Mississippi to sue China over response to coronavirus outbreak
Mississippi has announced plans to file a lawsuit against China over its response to the novel coronavirus outbreak, which was first detected in Wuhan last year and has led to the deaths of more than 45,000 people in the U.S. so far.
In a statement announcing her plans on Wednesday, the state’s Attorney General Lynn Fitch (R) said that “too many Mississippians have suffered as a result of China’s cover-up.”
“They must not be allowed to act with impunity,” she continued. “Mississippians deserve justice and I will seek that in court.”
The lawsuit will also seek damages under the Foreign Sovereign Immunities Act, according to a release. The move follows a similar suit Missouri Attorney General Eric Schmitt (R) filed against Beijing the day before over its handling of the outbreak.
The lawsuit will also pursue damages under the Foreign Sovereign Immunities Act (FSIA), according to a release.
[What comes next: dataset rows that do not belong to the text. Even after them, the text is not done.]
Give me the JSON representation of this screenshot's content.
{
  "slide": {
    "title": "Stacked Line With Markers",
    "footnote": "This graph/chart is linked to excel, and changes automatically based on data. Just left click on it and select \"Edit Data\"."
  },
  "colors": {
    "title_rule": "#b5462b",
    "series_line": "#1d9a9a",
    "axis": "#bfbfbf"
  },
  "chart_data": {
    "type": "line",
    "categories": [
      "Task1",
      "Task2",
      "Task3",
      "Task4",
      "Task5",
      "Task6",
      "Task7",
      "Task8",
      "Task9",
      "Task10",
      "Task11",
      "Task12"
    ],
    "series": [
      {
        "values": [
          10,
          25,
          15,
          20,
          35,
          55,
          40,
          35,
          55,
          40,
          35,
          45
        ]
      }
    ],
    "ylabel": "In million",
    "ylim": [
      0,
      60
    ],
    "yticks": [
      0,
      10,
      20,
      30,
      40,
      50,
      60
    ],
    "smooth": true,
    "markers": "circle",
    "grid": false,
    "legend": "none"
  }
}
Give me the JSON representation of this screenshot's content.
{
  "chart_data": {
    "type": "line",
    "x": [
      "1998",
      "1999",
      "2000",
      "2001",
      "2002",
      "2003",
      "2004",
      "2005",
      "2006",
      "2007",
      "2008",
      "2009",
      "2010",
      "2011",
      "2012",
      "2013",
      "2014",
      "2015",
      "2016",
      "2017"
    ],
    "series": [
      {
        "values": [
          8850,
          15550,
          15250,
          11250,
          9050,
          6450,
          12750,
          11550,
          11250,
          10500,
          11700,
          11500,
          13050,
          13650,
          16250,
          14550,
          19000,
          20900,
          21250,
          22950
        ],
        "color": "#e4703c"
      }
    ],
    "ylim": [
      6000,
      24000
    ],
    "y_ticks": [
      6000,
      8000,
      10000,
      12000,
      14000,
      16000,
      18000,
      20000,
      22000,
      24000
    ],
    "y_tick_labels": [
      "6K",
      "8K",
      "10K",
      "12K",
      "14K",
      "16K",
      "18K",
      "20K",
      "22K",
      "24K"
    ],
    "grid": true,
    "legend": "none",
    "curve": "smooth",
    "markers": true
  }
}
Fitch is also calling on the Mississippi congressional delegation to back legislation recently introduced by Sen. Tom Cotton (R-Ark.) and Rep. Dan Crenshaw (R-Texas) that would allow Americans to sue Beijing in an effort to recover damages for losses caused by the novel coronavirus.
“Specifically, the bill would amend the Foreign Sovereign Immunities Act to create a narrow exception for damages caused by China’s dangerous handling of the Wuhan Virus outbreak,” a release detailing the measure states.
The move follows a similar suit from Missouri Attorney General Eric Schmitt (R) filed against Beijing the day before over its handling of the outbreak.
In a statement announcing the suit on Tuesday, Schmitt accused the Chinese government of lying to the world about the dangers posed by COVID-19 and doing little to stop the outbreak. He also called out the country over its alleged concealment of evidence and research pertaining to the outbreak.
The suit was met with swift backlash from. Beijing, with Chinese Foreign Ministry spokesman Geng Shuang calling the move “absurd” during a briefing on Wednesday, The Associated Press reported.
“This so-called lawsuit is very absurd and has no factual and legal basis at all,” he said during the briefing, while also claiming that China was “open, transparent and responsible” in its response to the outbreak.” He also called on the Trump administration to “dismiss such vexatious litigation.”
The move comes several weeks after a bipartisan group of House members brought forth a resolution condemning the Chinese government over its response to the outbreak and accusing it of spreading misinformation to downplay the threat of the disease.